I haven’t written anything on this blog recently. Mostly I blame Twitter, but perhaps not for the reason you’d think. Twitter is a much bigger pond that the circles I used to frequent on Google Plus. It has an active but disparate RPG scene. Being exposed to it has been eye-opening. So many clever people talking about RPGs and RPG theory in such depth and with such nuance. It has also been slightly demoralising.
(Sorry, this blog post could get a bit rambly.)
To use a metaphor about the Dunning–Kruger effect (a metaphor I also learned on Twitter), since running this blog I have been high up the slopes of Mount Stupid. Now I feel like I have just tobogganned down it and crashed into the Valley of Despair.
In short, I have finally learned enough about roleplaying games to know that I know nothing.
Part of the problem with this discovery is that there doesn’t seem to be an obvious fix. Roleplaying games might be decades old but they are still, relatively speaking, a new genre. There is plenty of RPG theory out there, but almost nothing that people can agree on (and even less regarding RPG criticism).
K Lam (@ladylakira) recently referred to RPG design as a folk art (the whole thread is pretty great, fyi). I guess I’m content with that situation for now, but as the genre matures I feel there will eventually be some sort of agreed framework. Agreed being the important word. I’m aware that such frameworks exist and have existed for many years, but even now an RPG theorist can use some terminology and be completely incomprehensible to an RPG theorist with a different background. And neither of them has a reasonable method of teaching new gamers what they’re talking about. Compare that to film, in which there may be hundreds of different schools of film theory but at least everyone more or less knows what you mean when you say mise-en-scène (or can find out easily).

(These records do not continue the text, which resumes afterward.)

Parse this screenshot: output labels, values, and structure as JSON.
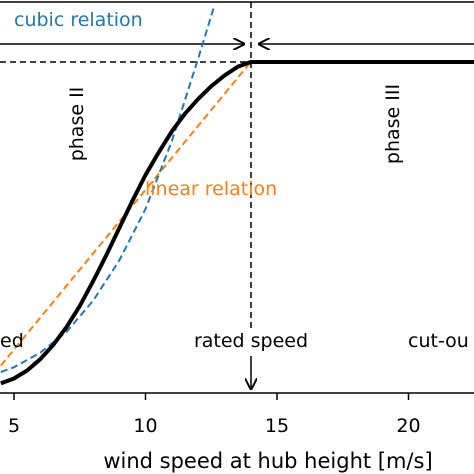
{
  "chart_data": {
    "type": "line",
    "xlabel": "wind speed at hub height [m/s]",
    "x_ticks": [
      5,
      10,
      15,
      20
    ],
    "xlim": [
      4.5,
      22.5
    ],
    "ylim": [
      0,
      1.15
    ],
    "rated_speed": 14,
    "rated_power": 1,
    "series": [
      {
        "name": "",
        "color": "#000000",
        "style": "solid",
        "x": [
          4.5,
          5,
          5.5,
          6,
          6.5,
          7,
          7.5,
          8,
          8.5,
          9,
          9.5,
          10,
          10.5,
          11,
          11.5,
          12,
          12.5,
          13,
          13.5,
          14,
          15,
          16,
          17,
          18,
          19,
          20,
          21,
          22,
          22.5
        ],
        "y": [
          0.005,
          0.02,
          0.045,
          0.08,
          0.125,
          0.18,
          0.245,
          0.32,
          0.4,
          0.485,
          0.57,
          0.65,
          0.72,
          0.785,
          0.84,
          0.885,
          0.925,
          0.958,
          0.985,
          1,
          1,
          1,
          1,
          1,
          1,
          1,
          1,
          1,
          1
        ]
      },
      {
        "name": "cubic relation",
        "color": "#1f77b4",
        "style": "dashed",
        "x": [
          4.5,
          5,
          6,
          7,
          8,
          9,
          10,
          11,
          12,
          12.6
        ],
        "y": [
          0.04,
          0.055,
          0.1,
          0.165,
          0.26,
          0.385,
          0.545,
          0.755,
          1.01,
          1.17
        ]
      },
      {
        "name": "linear relation",
        "color": "#ff7f0e",
        "style": "dashed",
        "x": [
          4.5,
          14
        ],
        "y": [
          0.06,
          1
        ]
      }
    ],
    "annotations": {
      "cubic_label": "cubic relation",
      "linear_label": "linear relation",
      "phase_2": "phase II",
      "phase_3": "phase III",
      "rated_speed": "rated speed",
      "left_cut_label": "ed",
      "right_cut_label": "cut-ou"
    }
  }
}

To me, the first step would seem to be just trying to gather all of the different strands of RPG theory into a single place. There have been a few attempts at this. John Kim’s Styles of Roleplaying was an early attempt, although it’s out of date now. Emily Care Boss (@emilycare) has a couple of pages on her website that are more recent: the Theory Roundup (which provides context and detail, but only until 2014) and thoughts (which is up-to-date but only has links). Most recently that I know of, Blaine C. Martin (@esmereldapod) has set up a website called Artifacts of Play that gathers links to recent RPG theory, but after a promising start it seems to have lost steam.
None of these are complete. No individual could possibly hope to catelogue all of RPG theory. Both because there’s too much out there and because any individual is necessarily limited by their own circles and perspectives. And I know I’m missing other attempts by people to capture all the different RPG theory out there into a single place (please comment or message me if you know of any others).
Personally, I would like to see a public wiki where people can add all the different RPG theory and RPG design terminology they know and cross-refer it all to show the links and inspirations and crticisms. I’ve been tempted to do it myself but every time I think about it it’s like there’s a mountain looming up in front of me… or maybe behind me. As many problems as I have with the company, and as narrow as their focus seems to be these days, the best bet for maximum visibility and durability would be FANDOM. They even have some RPG wikis already, so it might fit. But then what do you call it? RPG Theory or RPG Design or RPG Design Theory? Would you separate tabletop games from LARPs from video games? And how much interest would there really be in an RPG theory wiki, anyway? The idea lives and dies depending on how many people get involved, and that means marketing, and that’s not a skill I have ever possessed…
That’s pretty much as far as I’ve ever got with the idea.
On a lighter note, I am still enjoying RPGs in my personal life. I’m running The Veil and playing in games of Masks, Dungeons & Dragons, and Unknown Armies, with upcoming games of Predation and another Dungeons & Dragons campaign. All a lot of fun and more exciting stuff to come.
So maybe nothing else I’ve written in this blog post even matters all that much. Maybe all I need to know about RPGs is that I like them, and that’s enough.